We like the surprisingly nice Buick Encore subcompact crossover, and we generally like this lower-priced Chevy version, too. Just not quite as much. It shares the Encore’s only powertrain, a barely adequate turbocharged 1.4-liter four driving its front wheels through a six-speed automatic gearbox, with the affordable option of all-wheel drive. Lightly loaded around town, or on fairly flat highways, it feels peppy enough despite its unimpressive 9.5-second 0-60 mph acceleration performance, but toting your family and its gear uphill, you’ll wish for more. This willing little engine does fine in the Chevy Sonic subcompact on which the Trax is based, and even better in the tiny Chevy Spark, but given its crossover carrying capability, the Trax really needs at least the option of more power.
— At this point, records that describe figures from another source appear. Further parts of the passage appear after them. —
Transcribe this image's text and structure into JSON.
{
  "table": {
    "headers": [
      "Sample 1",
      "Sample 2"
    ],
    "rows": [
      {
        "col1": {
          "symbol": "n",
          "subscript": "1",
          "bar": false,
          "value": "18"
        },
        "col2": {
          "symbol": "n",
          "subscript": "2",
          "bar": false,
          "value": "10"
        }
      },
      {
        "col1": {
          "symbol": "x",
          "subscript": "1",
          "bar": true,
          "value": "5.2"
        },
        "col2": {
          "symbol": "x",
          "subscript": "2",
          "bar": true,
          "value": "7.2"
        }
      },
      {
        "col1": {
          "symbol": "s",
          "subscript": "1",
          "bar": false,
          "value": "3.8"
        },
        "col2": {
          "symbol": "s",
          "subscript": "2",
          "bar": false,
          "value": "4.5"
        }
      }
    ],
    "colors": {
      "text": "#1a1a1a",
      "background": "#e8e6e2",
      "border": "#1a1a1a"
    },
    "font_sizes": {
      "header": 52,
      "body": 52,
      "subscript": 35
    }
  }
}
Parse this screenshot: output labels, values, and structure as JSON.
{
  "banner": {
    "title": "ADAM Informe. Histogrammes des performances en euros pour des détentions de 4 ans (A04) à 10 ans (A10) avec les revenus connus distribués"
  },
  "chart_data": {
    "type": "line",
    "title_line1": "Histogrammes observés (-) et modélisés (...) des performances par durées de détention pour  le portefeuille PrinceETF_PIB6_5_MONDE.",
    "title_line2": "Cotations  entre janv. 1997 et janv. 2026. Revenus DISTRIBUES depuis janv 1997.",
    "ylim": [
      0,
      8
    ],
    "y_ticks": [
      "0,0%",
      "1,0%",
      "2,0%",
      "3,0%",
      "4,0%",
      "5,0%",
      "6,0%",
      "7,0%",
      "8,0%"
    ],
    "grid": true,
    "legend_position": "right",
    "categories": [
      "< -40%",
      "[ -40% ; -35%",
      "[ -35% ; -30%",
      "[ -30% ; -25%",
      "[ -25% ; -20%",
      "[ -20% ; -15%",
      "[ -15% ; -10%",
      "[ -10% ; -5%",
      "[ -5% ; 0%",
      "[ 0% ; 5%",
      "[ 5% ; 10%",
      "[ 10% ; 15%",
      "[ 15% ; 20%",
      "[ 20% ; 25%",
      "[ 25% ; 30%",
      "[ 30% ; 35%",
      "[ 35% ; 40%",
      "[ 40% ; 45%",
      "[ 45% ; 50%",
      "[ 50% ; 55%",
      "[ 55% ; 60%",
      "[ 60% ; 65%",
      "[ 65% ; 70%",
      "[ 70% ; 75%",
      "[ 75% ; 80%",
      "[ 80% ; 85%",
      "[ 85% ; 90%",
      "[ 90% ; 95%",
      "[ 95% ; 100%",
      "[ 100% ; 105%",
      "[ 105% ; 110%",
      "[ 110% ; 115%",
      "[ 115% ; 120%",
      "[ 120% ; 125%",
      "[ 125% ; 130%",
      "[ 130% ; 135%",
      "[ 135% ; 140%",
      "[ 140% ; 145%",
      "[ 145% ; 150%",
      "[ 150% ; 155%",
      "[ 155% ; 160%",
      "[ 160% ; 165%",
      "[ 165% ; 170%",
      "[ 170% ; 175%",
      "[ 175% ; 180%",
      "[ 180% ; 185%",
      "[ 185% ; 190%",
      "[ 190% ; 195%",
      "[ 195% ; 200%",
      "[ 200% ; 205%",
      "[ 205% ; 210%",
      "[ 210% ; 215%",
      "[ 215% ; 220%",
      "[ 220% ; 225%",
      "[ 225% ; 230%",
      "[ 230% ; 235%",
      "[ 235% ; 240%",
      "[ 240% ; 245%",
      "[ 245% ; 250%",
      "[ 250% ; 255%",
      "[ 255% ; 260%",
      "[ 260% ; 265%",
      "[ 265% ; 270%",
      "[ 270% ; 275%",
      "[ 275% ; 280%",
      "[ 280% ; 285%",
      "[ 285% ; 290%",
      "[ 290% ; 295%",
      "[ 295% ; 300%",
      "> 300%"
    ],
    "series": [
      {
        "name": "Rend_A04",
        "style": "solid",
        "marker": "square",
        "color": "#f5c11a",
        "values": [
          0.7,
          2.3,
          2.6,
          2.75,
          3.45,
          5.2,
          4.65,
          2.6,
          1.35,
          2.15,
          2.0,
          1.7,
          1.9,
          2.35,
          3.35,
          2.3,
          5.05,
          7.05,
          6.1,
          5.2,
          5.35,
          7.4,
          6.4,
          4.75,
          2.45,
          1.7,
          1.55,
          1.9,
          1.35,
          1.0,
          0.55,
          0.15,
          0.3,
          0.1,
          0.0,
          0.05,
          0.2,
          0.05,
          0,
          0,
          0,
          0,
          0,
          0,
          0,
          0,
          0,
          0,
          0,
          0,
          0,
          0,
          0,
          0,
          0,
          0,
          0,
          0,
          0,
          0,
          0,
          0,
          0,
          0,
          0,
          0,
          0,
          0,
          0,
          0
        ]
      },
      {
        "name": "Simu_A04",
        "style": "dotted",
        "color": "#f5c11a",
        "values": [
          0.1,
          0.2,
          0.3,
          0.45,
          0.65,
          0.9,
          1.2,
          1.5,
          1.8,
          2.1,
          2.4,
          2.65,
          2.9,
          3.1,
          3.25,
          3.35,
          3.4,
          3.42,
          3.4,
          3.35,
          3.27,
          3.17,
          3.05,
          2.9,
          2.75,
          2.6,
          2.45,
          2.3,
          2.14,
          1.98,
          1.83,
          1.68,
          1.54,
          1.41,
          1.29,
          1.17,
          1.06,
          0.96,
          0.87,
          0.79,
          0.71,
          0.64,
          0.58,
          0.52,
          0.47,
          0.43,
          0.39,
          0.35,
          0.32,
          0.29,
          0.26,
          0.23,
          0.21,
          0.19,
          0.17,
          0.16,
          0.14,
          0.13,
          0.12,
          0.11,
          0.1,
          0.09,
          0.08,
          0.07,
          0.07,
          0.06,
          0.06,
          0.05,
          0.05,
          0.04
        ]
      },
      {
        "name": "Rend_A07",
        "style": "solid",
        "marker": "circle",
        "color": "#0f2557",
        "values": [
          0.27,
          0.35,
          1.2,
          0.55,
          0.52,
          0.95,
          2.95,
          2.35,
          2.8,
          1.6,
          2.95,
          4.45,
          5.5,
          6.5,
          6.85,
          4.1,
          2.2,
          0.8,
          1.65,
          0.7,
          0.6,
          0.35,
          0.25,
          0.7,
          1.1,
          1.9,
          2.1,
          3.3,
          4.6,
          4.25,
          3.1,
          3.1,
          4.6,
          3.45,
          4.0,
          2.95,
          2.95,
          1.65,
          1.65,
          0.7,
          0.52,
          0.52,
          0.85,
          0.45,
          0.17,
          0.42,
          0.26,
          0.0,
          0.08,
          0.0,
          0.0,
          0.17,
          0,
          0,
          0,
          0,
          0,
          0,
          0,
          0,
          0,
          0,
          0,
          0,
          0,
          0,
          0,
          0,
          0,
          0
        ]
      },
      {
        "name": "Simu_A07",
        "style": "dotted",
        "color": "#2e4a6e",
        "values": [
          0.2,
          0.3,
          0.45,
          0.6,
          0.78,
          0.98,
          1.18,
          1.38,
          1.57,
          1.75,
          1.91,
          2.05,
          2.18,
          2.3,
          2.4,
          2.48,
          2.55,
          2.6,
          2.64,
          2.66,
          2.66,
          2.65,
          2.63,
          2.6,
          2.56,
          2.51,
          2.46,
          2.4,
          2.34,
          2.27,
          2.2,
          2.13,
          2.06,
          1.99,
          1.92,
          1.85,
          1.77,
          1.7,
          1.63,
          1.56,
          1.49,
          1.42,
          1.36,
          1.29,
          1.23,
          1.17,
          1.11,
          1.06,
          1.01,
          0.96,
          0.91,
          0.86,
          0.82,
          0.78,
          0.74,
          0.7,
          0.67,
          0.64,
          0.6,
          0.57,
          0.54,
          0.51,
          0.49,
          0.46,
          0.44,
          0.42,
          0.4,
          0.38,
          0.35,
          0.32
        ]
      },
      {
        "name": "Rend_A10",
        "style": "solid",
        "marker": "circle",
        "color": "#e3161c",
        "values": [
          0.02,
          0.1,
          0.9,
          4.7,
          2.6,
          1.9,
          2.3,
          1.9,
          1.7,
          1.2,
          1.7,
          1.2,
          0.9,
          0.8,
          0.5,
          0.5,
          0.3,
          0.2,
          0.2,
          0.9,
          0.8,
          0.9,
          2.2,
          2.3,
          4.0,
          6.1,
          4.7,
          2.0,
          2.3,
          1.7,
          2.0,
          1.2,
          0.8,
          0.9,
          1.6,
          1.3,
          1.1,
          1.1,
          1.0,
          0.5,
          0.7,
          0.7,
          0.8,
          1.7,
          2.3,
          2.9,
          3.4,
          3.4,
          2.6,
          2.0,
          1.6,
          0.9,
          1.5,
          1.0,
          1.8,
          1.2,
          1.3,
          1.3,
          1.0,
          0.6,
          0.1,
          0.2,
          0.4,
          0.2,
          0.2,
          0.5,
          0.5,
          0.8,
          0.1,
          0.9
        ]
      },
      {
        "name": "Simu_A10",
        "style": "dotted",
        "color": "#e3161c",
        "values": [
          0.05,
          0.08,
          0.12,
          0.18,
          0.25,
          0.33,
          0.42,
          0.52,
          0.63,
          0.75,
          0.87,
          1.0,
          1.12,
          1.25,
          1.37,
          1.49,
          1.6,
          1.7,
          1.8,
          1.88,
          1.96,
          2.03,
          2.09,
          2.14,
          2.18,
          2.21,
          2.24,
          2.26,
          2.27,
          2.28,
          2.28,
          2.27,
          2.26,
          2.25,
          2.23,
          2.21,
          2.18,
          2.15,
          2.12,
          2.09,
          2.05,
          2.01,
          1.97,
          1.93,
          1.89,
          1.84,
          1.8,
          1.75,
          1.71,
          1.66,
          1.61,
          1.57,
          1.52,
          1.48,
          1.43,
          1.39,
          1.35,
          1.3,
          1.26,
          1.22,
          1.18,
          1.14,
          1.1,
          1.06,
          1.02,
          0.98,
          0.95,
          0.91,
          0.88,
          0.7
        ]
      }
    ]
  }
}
We drove a line-topping LTZ in mostly urban driving at the late-2014 media launch, then a mid-level LT for several days at home. We enjoyed their responsive steering, crisp handling, strong, reliable braking and pleasingly smooth, quiet ride (a bit stiffer than the luxury Encore) in all but the roughest road conditions. The Trax drives like a taller, slightly heavier Sonic, which is generally a good thing. There are no steering wheel shift paddles, but the six-speed automatic can be manually shifted with up/down toggle buttons on the shift handle. Our local and hard-test driving averaged just 24 mpg, but most drivers should see about 26 mpg in town and 30 or better in real-world highway driving.

Our test vehicle’s front bucket seats were comfortable and supportive and looked good in their premium cloth and leatherette trim, but the driver-side power adjustments did not include seatback angle (aka rake). Instead, you have to reach way back and down between the seat cushion and belt anchor to find and use the manual lever. We often wonder why, given a choice of one or the other, most automakers offer power fore-aft adjustment but manual rake, instead of the other way around. Front legroom is good thanks to ample front-seat travel, but rear leg- and knee room can be tight behind long-legged front-seat occupants. Somewhat disappointingly, the only soft-touch materials in even the LTZ cabin is on the armrests. Everything else is attractive, but hard, grained plastic.